Essas conexões ressaltam a importância da aproximação entre órgãos de segurança do Brasil e de países fronteiriços, para compartilhar informações e planejar ações contra grupos que estão na frente dos governos em sua integração continental. Se, para o crime, não há mais fronteiras, Estados nacionais devem se adaptar à realidade, por meio de protocolos de entendimento que permitam repressão coordenada. A extensão da operação dá ideia da ramificação da facção venezuelana no Brasil, em aliança com organizações locais. É um sinal preocupante da internacionalização do crime na América Latina.

A operação visou apenas ao braço financeiro da conexão entre o Tren de Aragua e grupos brasileiros. Entre os 11 presos, estão dois acusados de ser operadores das finanças do esquema. Um foi preso no Aeroporto do Galeão, no Rio, o outro em Foz do Iguaçu, no Paraná. De acordo com as investigações, os acusados movimentaram nos últimos 12 meses mais de R$ 300 milhões apenas em criptoativos, de difícil rastreamento. Em dois anos, diz a polícia, passaram R$ 6 bilhões do Tren de Aragua pelo Brasil.
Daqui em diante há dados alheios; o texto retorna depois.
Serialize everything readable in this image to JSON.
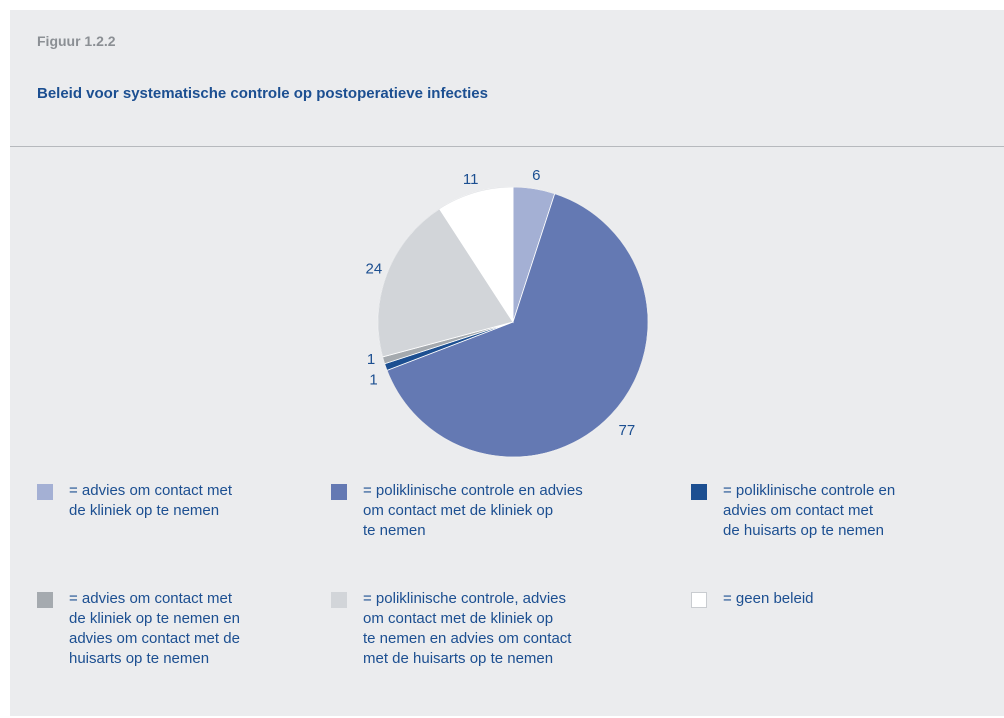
{
  "figure": {
    "label": "Figuur 1.2.2",
    "title": "Beleid voor systematische controle op postoperatieve infecties"
  },
  "chart_data": {
    "type": "pie",
    "title": "Beleid voor systematische controle op postoperatieve infecties",
    "categories": [
      "advies om contact met de kliniek op te nemen",
      "poliklinische controle en advies om contact met de kliniek op te nemen",
      "poliklinische controle en advies om contact met de huisarts op te nemen",
      "advies om contact met de kliniek op te nemen en advies om contact met de huisarts op te nemen",
      "poliklinische controle, advies om contact met de kliniek op te nemen en advies om contact met de huisarts op te nemen",
      "geen beleid"
    ],
    "values": [
      6,
      77,
      1,
      1,
      24,
      11
    ],
    "colors": [
      "#a4b0d4",
      "#6479b3",
      "#1c4f91",
      "#a5aaaf",
      "#d2d5d9",
      "#ffffff"
    ]
  },
  "legend": [
    {
      "prefix": "= ",
      "text": "advies om contact met de kliniek op te nemen",
      "lines": [
        "= advies om contact met",
        "de kliniek op te nemen"
      ],
      "color": "#a4b0d4"
    },
    {
      "prefix": "= ",
      "text": "poliklinische controle en advies om contact met de kliniek op te nemen",
      "lines": [
        "= poliklinische controle en advies",
        "om contact met de kliniek op",
        "te nemen"
      ],
      "color": "#6479b3"
    },
    {
      "prefix": "= ",
      "text": "poliklinische controle en advies om contact met de huisarts op te nemen",
      "lines": [
        "= poliklinische controle en",
        "advies om contact met",
        "de huisarts op te nemen"
      ],
      "color": "#1c4f91"
    },
    {
      "prefix": "= ",
      "text": "advies om contact met de kliniek op te nemen en advies om contact met de huisarts op te nemen",
      "lines": [
        "= advies om contact met",
        "de kliniek op te nemen en",
        "advies om contact met de",
        "huisarts op te nemen"
      ],
      "color": "#a5aaaf"
    },
    {
      "prefix": "= ",
      "text": "poliklinische controle, advies om contact met de kliniek op te nemen en advies om contact met de huisarts op te nemen",
      "lines": [
        "= poliklinische controle, advies",
        "om contact met de kliniek op",
        "te nemen en advies om contact",
        "met de huisarts op te nemen"
      ],
      "color": "#d2d5d9"
    },
    {
      "prefix": "= ",
      "text": "geen beleid",
      "lines": [
        "= geen beleid"
      ],
      "color": "#ffffff"
    }
  ]
}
A infiltração da organização no país aproveitou-se do aumento da imigração de venezuelanos. Começou com exploração da prostituição, entrou no tráfico de drogas e chegou ao contrabando de armas para abastecer facções brasileiras. Não interessa ao Tren de Aragua disputar controle territorial. Seu negócio é trabalhar como fornecedor de facções não só de armas, mas também de drogas, em especial sintéticas, como metanfetamina ou ecstasy. Organizações como o Tren de Aragua têm à disposição a Rota do Norte, pela Amazônia, para transportar drogas e armas por rios e estradas. É um crime difícil de reprimir sem a integração entre órgãos de segurança dentro e fora do país.

Somadas, as fronteiras com Venezuela, Colômbia, Peru e Bolívia — estes três, os maiores produtores de cocaína do mundo — chegam a mais de 10 mil quilômetros, ou 60% da fronteira seca do país. É impossível fiscalizá-las sem uso de tecnologia e trabalho compartilhado de segurança e troca de informações. A operação contra o Tren de Aragua deve abrir caminho a maior aproximação entre o Brasil e países vizinhos para enfrentar a ameaça comum do crime organizado.